Name: Daniel Menard
Company: Crankshaft Games
Location: Montreal, Canada
Why did you start coding?
My initial motivation for starting to code was always to make games. I remember my father telling me while I was playing classics like Pac-Man and Missile Command that a game could take as long as 2 months to make (an eternity for a 7 year-old). At the age of 12 I started learning how to code in Java from a huge book. By the time I got through it (I don't remember how much time it took, but it was a lot), I managed to write a Tetris clone and that's where my love-affair with coding began. I moved on to learn C++, then functional languages. It wasn't until college that I got a solid foundation in algorithms. Now I make games for a living.
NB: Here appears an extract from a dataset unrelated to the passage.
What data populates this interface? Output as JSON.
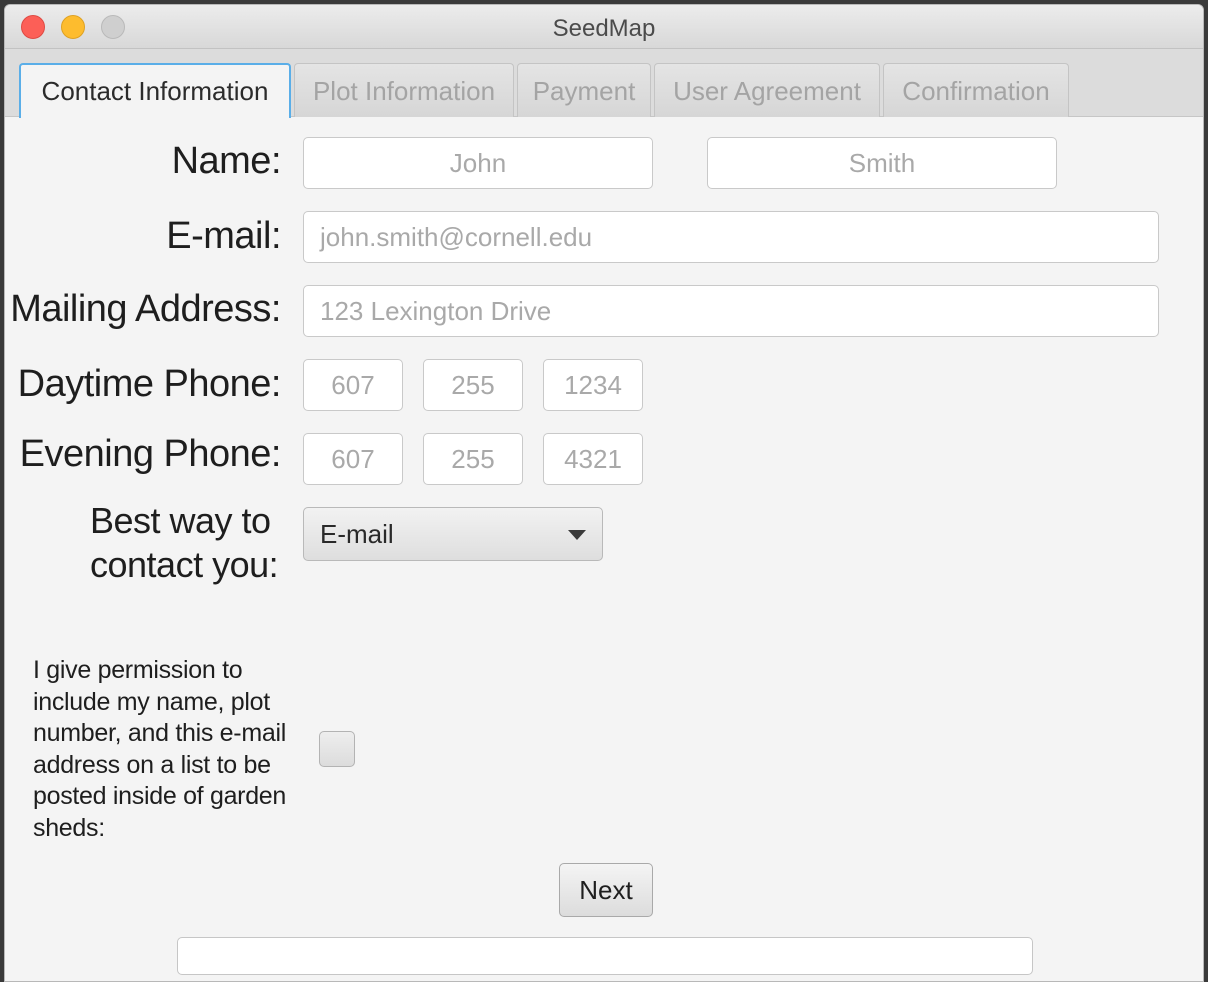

What are you working on right now?
Right this moment I am trying to relax after our crunch on our indie game, Party of Sin. It's a puzzle-platformer game that released on Steam on December 13th. You get to embody the Seven Deadly Sins on an adventure from Hell to Heaven. The 7 sins have different powers and you must swap between the characters to beat the levels. The game has been in development for the last 3 and a half years. I had a chance to build a custom engine on top of XNA, so we run a C# stack. I founded a company, Crankshaft Games, during production of Party of Sin and we're looking to transition into mobile development.
Where do you see the industry going in the next few years?
Free to play seems to be the biggest trend. It's surprising to me that it turns such an impressive profit, but it does. I'm hoping the Free to Play model will start moving into more hardcore titles where a $60 price point is the norm. I think that will be the biggest trend in the next few years. You will see progressively more premium games being changed to a free-to-play business model. I'm also expecting cross-platform development over just about every device to be the norm (mobile, tablet, PC, consoles, etc.). It's an exciting time to be in the games industry, and now that we are between console generations I think we will see indies flourish.